• Longest Palindromic Substring(最长回文子串)


    题目描述:

    Given a string S, find the longest palindromic substring in S. You may assume that the maximum length of S is 1000, and there exists one unique longest palindromic substring.

      这是一道很有名的题目,相信很多人面试的时候会被问到。

      本人算法能力一般,题目看完毫无头绪。苦思冥想大半天,才想到用动态规划。代码写的很丑,就不贴了。结果一提交,系统提示Time Limit Exceeded

    这说明算法复杂度太高。我又抓耳挠腮大半天,想到了中心扩展法。
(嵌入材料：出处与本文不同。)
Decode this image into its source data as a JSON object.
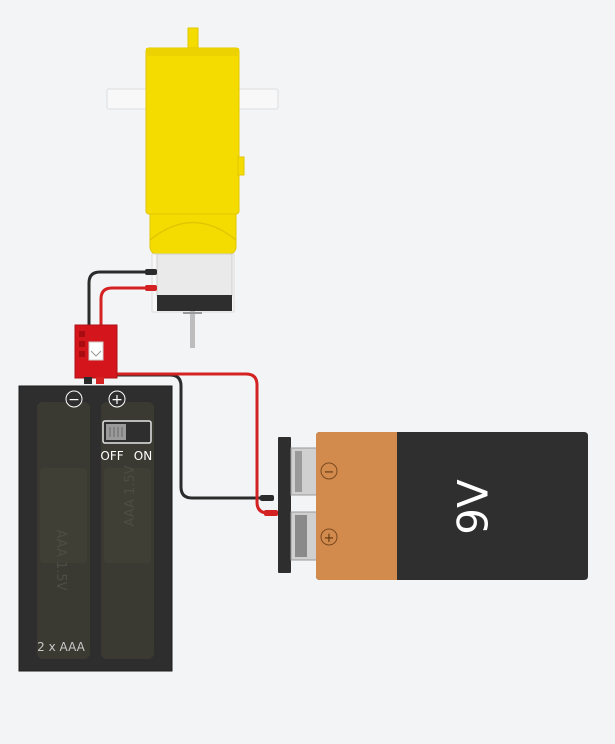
{
  "battery_pack": {
    "minus_symbol": "−",
    "plus_symbol": "+",
    "switch_off_label": "OFF",
    "switch_on_label": "ON",
    "count_label": "2 x AAA",
    "cell_label": "AAA 1.5V"
  },
  "battery_9v": {
    "voltage_label": "9V",
    "minus_symbol": "−",
    "plus_symbol": "+"
  },
  "colors": {
    "background": "#f3f4f6",
    "motor_yellow": "#f4dc00",
    "motor_yellow_dark": "#e2c600",
    "wire_red": "#d42222",
    "wire_black": "#2b2b2b",
    "battery_body": "#2f2f2f",
    "battery_copper": "#d38b4d",
    "connector_red": "#d4161c"
  }
}
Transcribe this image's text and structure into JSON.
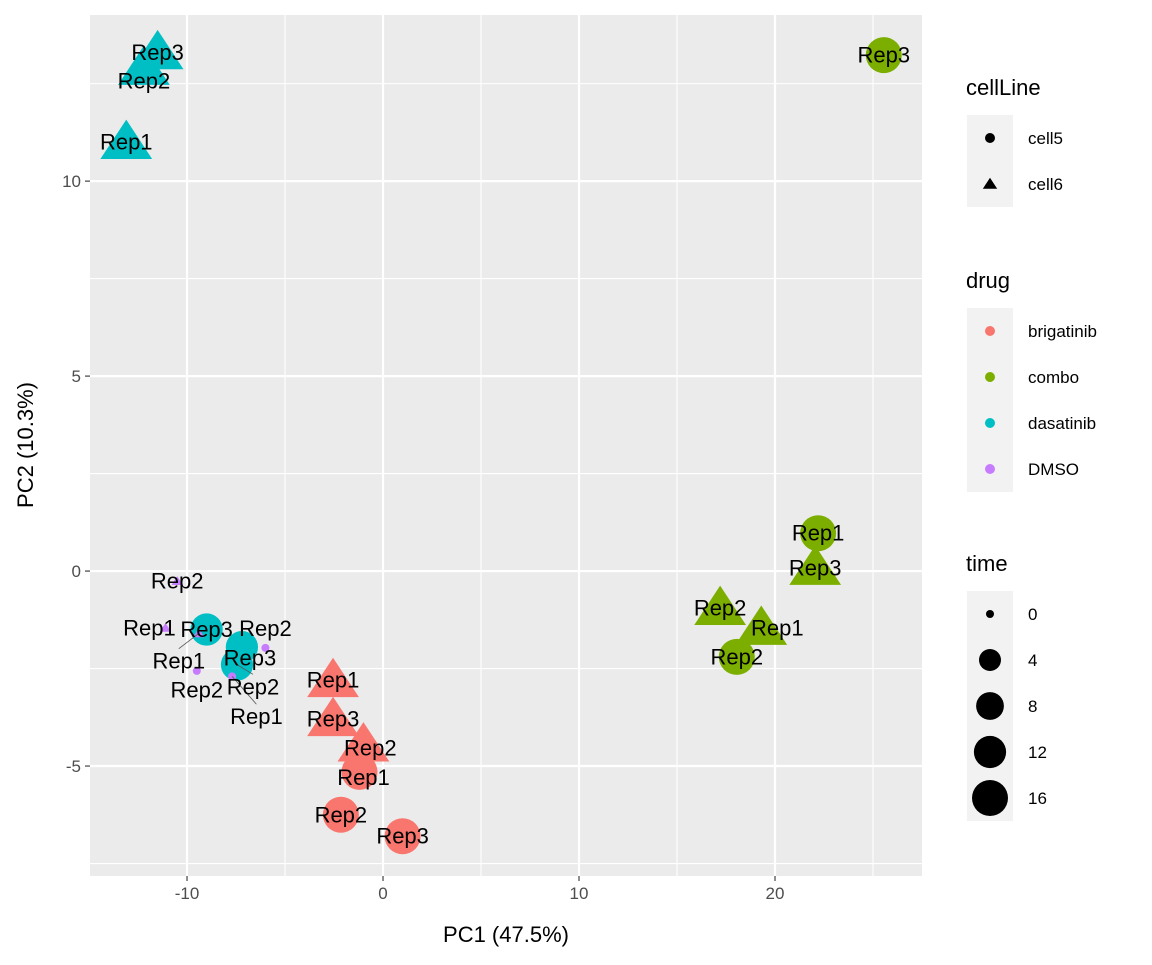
{
  "chart_data": {
    "type": "scatter",
    "xlabel": "PC1 (47.5%)",
    "ylabel": "PC2 (10.3%)",
    "xlim": [
      -14.95,
      27.5
    ],
    "ylim": [
      -7.82,
      14.26
    ],
    "xticks": [
      -10,
      0,
      10,
      20
    ],
    "yticks": [
      -5,
      0,
      5,
      10
    ],
    "grid": true,
    "legend_placement": "right",
    "legends": {
      "cellLine": {
        "title": "cellLine",
        "entries": [
          {
            "label": "cell5",
            "shape": "circle"
          },
          {
            "label": "cell6",
            "shape": "triangle"
          }
        ]
      },
      "drug": {
        "title": "drug",
        "entries": [
          {
            "label": "brigatinib",
            "color": "#F8766D"
          },
          {
            "label": "combo",
            "color": "#7CAE00"
          },
          {
            "label": "dasatinib",
            "color": "#00BFC4"
          },
          {
            "label": "DMSO",
            "color": "#C77CFF"
          }
        ]
      },
      "time": {
        "title": "time",
        "entries": [
          {
            "label": "0",
            "value": 0
          },
          {
            "label": "4",
            "value": 4
          },
          {
            "label": "8",
            "value": 8
          },
          {
            "label": "12",
            "value": 12
          },
          {
            "label": "16",
            "value": 16
          }
        ]
      }
    },
    "points": [
      {
        "x": -11.5,
        "y": 13.3,
        "drug": "dasatinib",
        "cellLine": "cell6",
        "time": 16,
        "label": "Rep3"
      },
      {
        "x": -12.2,
        "y": 12.9,
        "drug": "dasatinib",
        "cellLine": "cell6",
        "time": 16,
        "label": "Rep2"
      },
      {
        "x": -13.1,
        "y": 11.0,
        "drug": "dasatinib",
        "cellLine": "cell6",
        "time": 16,
        "label": "Rep1"
      },
      {
        "x": -9.0,
        "y": -1.5,
        "drug": "dasatinib",
        "cellLine": "cell5",
        "time": 12,
        "label": "Rep3"
      },
      {
        "x": -7.2,
        "y": -1.95,
        "drug": "dasatinib",
        "cellLine": "cell5",
        "time": 12,
        "label": "Rep3"
      },
      {
        "x": -7.45,
        "y": -2.4,
        "drug": "dasatinib",
        "cellLine": "cell5",
        "time": 12,
        "label": "Rep2"
      },
      {
        "x": -10.5,
        "y": -0.26,
        "drug": "DMSO",
        "cellLine": "cell6",
        "time": 0,
        "label": "Rep2"
      },
      {
        "x": -11.1,
        "y": -1.46,
        "drug": "DMSO",
        "cellLine": "cell6",
        "time": 0,
        "label": "Rep1"
      },
      {
        "x": -9.4,
        "y": -1.6,
        "drug": "DMSO",
        "cellLine": "cell6",
        "time": 0,
        "label": "Rep1"
      },
      {
        "x": -6.0,
        "y": -1.97,
        "drug": "DMSO",
        "cellLine": "cell5",
        "time": 0,
        "label": "Rep2"
      },
      {
        "x": -9.5,
        "y": -2.56,
        "drug": "DMSO",
        "cellLine": "cell5",
        "time": 0,
        "label": "Rep2"
      },
      {
        "x": -7.7,
        "y": -2.7,
        "drug": "DMSO",
        "cellLine": "cell5",
        "time": 0,
        "label": "Rep1"
      },
      {
        "x": -2.55,
        "y": -2.8,
        "drug": "brigatinib",
        "cellLine": "cell6",
        "time": 16,
        "label": "Rep1"
      },
      {
        "x": -2.55,
        "y": -3.8,
        "drug": "brigatinib",
        "cellLine": "cell6",
        "time": 16,
        "label": "Rep3"
      },
      {
        "x": -1.0,
        "y": -4.45,
        "drug": "brigatinib",
        "cellLine": "cell6",
        "time": 16,
        "label": "Rep2"
      },
      {
        "x": -1.2,
        "y": -5.15,
        "drug": "brigatinib",
        "cellLine": "cell5",
        "time": 16,
        "label": "Rep1"
      },
      {
        "x": -2.15,
        "y": -6.25,
        "drug": "brigatinib",
        "cellLine": "cell5",
        "time": 16,
        "label": "Rep2"
      },
      {
        "x": 1.0,
        "y": -6.8,
        "drug": "brigatinib",
        "cellLine": "cell5",
        "time": 16,
        "label": "Rep3"
      },
      {
        "x": 25.55,
        "y": 13.23,
        "drug": "combo",
        "cellLine": "cell5",
        "time": 16,
        "label": "Rep3"
      },
      {
        "x": 22.2,
        "y": 0.97,
        "drug": "combo",
        "cellLine": "cell5",
        "time": 16,
        "label": "Rep1"
      },
      {
        "x": 22.05,
        "y": 0.08,
        "drug": "combo",
        "cellLine": "cell6",
        "time": 16,
        "label": "Rep3"
      },
      {
        "x": 17.2,
        "y": -0.95,
        "drug": "combo",
        "cellLine": "cell6",
        "time": 16,
        "label": "Rep2"
      },
      {
        "x": 19.3,
        "y": -1.46,
        "drug": "combo",
        "cellLine": "cell6",
        "time": 16,
        "label": "Rep1"
      },
      {
        "x": 18.05,
        "y": -2.2,
        "drug": "combo",
        "cellLine": "cell5",
        "time": 16,
        "label": "Rep2"
      }
    ]
  }
}
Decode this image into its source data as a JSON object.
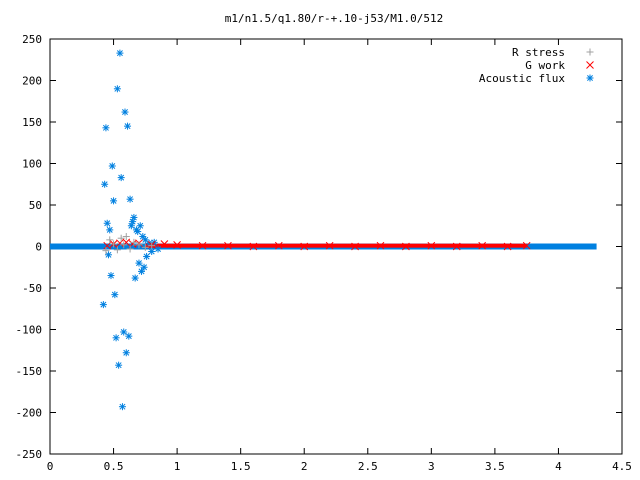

提交通过,很是开心。

    中心扩展法:

    string longestPalindrome(string s) {
        int len = s.size();
        if(len < 2)
            return s;
        int maxlen = 1;
        int start = 0;
        int low,high;
        for (int i = 1;i < len;++i)
        {
            low = i - 1;
            high = i;
            while (low >= 0 && high < len && s[low] == s[high])
            {
                --low;
                ++high;
            }
            if (high - low - 1 > maxlen)
            {
                maxlen = high - low - 1;
                start = low + 1;
            }
            low = i - 1;
            high = i + 1;
            while (low >= 0 && high < len && s[low] == s[high])
            {
                --low;
                ++high;
            }
            if (high - low - 1 > maxlen)
            {
                maxlen = high - low - 1;
                start = low + 1;
            }
        }
        return string(s,start,maxlen);
    }

      走到这一步已经很不容易,上网一搜,发现还存在一个更牛的解法,如下:

    Manacher's algorithm

    string preProcess(const string &s)
    {
        int n = s.size();
        string res = "$";
        for (int i = 0;i < n;++i)
        {
            res += "#";
            res += s[i];
        }
        res += "#^";
        return res;
    }
    
    string longestPalindrome(string s){
        if(s.size() < 2)
            return s;
        string str = preProcess(s);
        int n = str.size();
        int *p = new int[n];
        int id = 0, mx = 0;
        for (int i = 1;i < n-1;++i)
        {
            p[i] = mx > i ? min(p[2*id-i], mx-i) : 1;
            while(str[i+p[i]] == str[i-p[i]])
                ++p[i];
            if (i + p[i] > mx)
            {
                mx = i + p[i];
                id = i;
            }
        }
    
        int maxlen = 0, index = 0;
        for (int i = 1;i < n-1;++i)
        {
            if (p[i] > maxlen)
            {
                maxlen = p[i];
                index = i;
            }
        }
        delete [] p;
        return string(s,(index - maxlen)/2,maxlen-1);
    }

      这里引用别人的一段话:

          This algorithm is definitely non-trivial and you won’t be expected to come up with such algorithm during an interview setting.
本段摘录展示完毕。